The foot-and mouth outbreak is unlikely to have spread outside Surrey, the government has announced.
Meanwhile, the BBC has learned that initial tests at a farm outside the existing 10km (6.2 mile) surveillance zone are negative.
Two farms near Guildford have tested positive for the disease, while animals culled at a third inside the zone did not have foot-and-mouth, Defra said.
Gordon Brown has said the UK is "open for business" following the outbreak.
The Department for Environment, Food and Rural Affairs (Defra) said Hunts Hill Farm inside the surveillance zone, where 362 cows, sheep, pigs and goats were destroyed as a precautionary measure, did not have the disease.
Farmer John Emerson voiced his frustration after it was confirmed the slaughtered animals were not infected.
He said: "When we first heard the herds next door to ours were infected we thought it was inevitable ours would get it too.
"But knowing now that my animals were never infected makes it worse."
There was "clinical suspicion" of foot-and-mouth at a farm at Wotton, near Dorking.
The farm is outside the surveillance zone but a 3km (1.8 mile) temporary protection zone has been put in place.
Government sources have told the BBC a second batch of results from the Wotton farm are likely to be available later on Friday.
Earlier, Laurence Matthews, who leases the farm, said he was "absolutely sure" his cattle did not have foot-and-mouth, but he called a vet as a precaution.
Chief veterinary officer Debby Reynolds briefed reporters on an interim report into the outbreak.
She said: "It sets out that the most likely scenario is that the infection will be restricted to the Surrey area. But it does set out alternatives."
HOW FOOT-AND-MOUTH SPREADS
Direct contact, from animal to animal
Fluid from an infected animal's blister; saliva, milk or dung also pass on the disease
Animals eating infected feed
Virus can be spread by people or vehicles, if not disinfected
Airborne spread of disease also possible
Animals can begin spreading virus before visible signs of disease emerge
The report also found the most likely source of the outbreak was the nearby Pirbright lab site, used by vaccine manufacturer Merial and the state-run Institute for Animal Health.
Ms Reynolds added: "It concludes that the risk of spread of infection out of Surrey through undisclosed infection in sheep during the risk period is very low.
"And this report - and it's an interim, initial report - sets out the most likely scenario that whilst there is a risk of further outbreaks in the same area, it is unlikely that infection from the original release of virus will occur.
"However, further cases could occur through secondary spread."
She also said a programme of vaccination would not be carried out but the situation would be reviewed daily.
Prime Minister Mr Brown said everything was being done to get the UK back to normal outside the restricted zones.
Restrictions on taking animals to abattoirs have been lifted but many movements of livestock - such as sending animals to market - are still banned.
He said farmers would be compensated for clean-up costs on top of normal compensation, and payments would start going out "in the next few days".
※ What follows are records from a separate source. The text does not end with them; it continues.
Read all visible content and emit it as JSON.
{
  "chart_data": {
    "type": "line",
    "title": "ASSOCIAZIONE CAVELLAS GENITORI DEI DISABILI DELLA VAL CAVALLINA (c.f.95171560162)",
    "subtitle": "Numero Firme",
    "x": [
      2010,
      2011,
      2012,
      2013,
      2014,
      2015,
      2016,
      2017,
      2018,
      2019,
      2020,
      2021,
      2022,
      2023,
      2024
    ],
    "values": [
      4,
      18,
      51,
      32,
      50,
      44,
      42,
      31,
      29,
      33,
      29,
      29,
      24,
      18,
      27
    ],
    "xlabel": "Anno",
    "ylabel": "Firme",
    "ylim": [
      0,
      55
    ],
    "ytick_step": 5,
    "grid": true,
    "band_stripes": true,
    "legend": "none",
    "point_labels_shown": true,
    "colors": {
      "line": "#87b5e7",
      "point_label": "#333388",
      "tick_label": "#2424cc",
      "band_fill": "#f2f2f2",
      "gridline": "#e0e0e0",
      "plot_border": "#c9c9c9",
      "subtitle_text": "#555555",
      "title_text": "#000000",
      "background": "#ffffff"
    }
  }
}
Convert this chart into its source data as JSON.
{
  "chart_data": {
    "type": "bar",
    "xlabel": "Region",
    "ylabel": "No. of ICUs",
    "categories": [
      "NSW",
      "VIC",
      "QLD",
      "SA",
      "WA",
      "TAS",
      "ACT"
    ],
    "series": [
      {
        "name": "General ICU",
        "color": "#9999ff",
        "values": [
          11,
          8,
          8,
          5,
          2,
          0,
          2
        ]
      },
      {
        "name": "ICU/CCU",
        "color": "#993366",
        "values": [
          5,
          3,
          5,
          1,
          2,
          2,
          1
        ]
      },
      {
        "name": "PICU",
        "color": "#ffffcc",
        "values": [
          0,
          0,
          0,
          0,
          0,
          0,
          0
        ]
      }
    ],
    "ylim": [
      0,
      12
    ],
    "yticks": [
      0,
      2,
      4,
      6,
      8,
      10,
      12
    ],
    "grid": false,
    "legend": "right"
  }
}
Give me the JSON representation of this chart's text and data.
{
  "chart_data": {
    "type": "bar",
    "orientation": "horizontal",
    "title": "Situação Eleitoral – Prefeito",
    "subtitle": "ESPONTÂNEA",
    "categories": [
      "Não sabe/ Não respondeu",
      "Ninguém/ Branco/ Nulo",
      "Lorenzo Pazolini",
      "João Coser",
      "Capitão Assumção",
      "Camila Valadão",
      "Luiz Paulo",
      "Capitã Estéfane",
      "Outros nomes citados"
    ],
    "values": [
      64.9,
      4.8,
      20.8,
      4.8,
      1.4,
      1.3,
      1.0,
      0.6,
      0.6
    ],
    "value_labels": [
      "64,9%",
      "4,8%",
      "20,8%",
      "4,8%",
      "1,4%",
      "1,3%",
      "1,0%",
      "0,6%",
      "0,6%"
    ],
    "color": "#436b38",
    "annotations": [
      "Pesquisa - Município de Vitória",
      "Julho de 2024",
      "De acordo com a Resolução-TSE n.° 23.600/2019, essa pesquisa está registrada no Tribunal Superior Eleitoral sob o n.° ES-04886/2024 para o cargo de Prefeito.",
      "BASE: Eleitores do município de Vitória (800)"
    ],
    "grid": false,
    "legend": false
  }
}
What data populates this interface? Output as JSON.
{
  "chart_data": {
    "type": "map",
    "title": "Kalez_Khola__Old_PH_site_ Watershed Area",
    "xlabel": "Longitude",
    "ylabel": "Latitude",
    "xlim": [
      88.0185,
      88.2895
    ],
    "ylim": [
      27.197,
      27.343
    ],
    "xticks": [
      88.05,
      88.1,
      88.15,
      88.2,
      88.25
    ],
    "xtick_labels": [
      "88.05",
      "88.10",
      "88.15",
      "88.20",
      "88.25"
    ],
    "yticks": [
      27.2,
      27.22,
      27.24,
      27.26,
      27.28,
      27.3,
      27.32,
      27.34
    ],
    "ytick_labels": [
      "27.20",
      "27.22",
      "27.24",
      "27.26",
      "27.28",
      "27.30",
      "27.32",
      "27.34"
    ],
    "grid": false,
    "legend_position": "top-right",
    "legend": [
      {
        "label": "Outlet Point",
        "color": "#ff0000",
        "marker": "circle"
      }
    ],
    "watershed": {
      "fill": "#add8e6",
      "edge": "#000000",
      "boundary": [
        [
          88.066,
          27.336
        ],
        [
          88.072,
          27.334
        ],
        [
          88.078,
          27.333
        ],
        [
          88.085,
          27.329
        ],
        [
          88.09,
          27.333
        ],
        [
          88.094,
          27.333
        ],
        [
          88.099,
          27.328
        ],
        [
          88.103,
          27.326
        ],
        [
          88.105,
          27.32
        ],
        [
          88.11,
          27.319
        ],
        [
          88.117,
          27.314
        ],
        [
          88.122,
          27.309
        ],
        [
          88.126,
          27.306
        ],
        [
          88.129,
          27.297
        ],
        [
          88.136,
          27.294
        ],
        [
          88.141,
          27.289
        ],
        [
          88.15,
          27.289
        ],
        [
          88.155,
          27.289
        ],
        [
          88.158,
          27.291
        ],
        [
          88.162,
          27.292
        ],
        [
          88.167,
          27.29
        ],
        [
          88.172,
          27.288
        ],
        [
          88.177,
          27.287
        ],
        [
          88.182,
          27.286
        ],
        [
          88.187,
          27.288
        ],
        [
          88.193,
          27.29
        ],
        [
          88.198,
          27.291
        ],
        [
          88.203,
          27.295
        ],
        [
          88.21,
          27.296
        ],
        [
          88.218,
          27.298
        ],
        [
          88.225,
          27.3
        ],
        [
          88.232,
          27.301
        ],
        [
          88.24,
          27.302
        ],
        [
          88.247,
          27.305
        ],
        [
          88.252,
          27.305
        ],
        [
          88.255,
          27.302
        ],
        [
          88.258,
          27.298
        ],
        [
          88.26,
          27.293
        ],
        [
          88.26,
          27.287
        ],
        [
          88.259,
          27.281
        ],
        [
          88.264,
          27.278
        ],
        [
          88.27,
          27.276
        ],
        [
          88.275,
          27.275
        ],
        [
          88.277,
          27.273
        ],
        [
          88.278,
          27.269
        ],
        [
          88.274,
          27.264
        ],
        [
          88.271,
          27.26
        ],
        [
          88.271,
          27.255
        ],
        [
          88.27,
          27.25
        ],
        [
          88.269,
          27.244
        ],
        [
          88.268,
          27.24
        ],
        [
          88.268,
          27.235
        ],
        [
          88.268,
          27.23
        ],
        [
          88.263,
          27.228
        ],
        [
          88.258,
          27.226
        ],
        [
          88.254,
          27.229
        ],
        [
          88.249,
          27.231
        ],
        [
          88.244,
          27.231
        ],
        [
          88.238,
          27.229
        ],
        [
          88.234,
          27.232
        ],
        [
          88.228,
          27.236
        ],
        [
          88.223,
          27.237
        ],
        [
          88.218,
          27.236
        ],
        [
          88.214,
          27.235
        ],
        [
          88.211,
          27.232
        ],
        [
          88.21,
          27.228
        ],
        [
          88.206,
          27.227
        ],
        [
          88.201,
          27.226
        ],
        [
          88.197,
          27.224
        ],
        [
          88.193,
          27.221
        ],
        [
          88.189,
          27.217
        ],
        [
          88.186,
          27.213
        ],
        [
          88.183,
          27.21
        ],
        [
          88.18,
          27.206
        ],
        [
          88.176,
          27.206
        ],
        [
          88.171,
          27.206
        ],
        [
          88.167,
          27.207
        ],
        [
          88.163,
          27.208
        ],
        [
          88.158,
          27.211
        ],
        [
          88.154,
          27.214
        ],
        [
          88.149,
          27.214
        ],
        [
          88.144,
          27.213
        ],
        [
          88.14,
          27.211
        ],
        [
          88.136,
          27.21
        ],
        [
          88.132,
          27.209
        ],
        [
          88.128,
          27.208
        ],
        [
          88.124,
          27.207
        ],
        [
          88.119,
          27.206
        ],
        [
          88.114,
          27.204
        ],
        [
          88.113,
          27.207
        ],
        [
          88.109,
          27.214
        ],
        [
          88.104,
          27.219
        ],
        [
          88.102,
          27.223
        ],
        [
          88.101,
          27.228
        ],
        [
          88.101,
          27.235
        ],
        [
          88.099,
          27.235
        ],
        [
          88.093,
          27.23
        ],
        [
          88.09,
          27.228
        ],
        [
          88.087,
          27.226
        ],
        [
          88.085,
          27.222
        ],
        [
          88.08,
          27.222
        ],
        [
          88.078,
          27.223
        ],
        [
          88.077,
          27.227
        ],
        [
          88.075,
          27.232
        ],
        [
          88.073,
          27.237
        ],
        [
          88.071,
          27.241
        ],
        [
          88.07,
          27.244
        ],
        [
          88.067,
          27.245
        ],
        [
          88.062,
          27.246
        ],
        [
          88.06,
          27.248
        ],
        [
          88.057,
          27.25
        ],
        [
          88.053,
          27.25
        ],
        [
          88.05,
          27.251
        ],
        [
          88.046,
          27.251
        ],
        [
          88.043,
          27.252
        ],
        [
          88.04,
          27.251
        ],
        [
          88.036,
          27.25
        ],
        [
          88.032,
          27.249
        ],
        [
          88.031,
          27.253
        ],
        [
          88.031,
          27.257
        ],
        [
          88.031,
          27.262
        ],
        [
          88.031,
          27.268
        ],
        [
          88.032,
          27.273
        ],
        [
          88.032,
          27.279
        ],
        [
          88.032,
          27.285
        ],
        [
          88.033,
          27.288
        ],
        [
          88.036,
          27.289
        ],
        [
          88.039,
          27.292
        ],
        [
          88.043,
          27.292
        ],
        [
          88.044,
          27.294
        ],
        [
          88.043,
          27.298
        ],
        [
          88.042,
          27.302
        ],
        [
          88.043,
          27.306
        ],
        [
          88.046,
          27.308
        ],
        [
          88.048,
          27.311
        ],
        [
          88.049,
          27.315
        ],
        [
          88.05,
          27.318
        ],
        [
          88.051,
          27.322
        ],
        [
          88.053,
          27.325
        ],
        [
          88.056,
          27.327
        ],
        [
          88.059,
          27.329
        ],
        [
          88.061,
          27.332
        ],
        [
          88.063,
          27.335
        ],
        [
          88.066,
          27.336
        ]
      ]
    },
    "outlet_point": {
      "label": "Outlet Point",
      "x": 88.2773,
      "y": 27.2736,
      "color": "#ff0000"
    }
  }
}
"We have restricted the disease to a limited area of this country. The risk of it spreading out of these areas is low if not negligible," he said.
Mike Giffin, chairman of the Surrey branch of the National Farmers' Union, said foot-and-mouth was "under control" at the moment.
The first cases of foot-and-mouth were found in cattle at Woolford Farm, near Guildford, last Friday and a second outbreak was confirmed at a neighbouring farm on Monday. Cattle in both cases have been culled.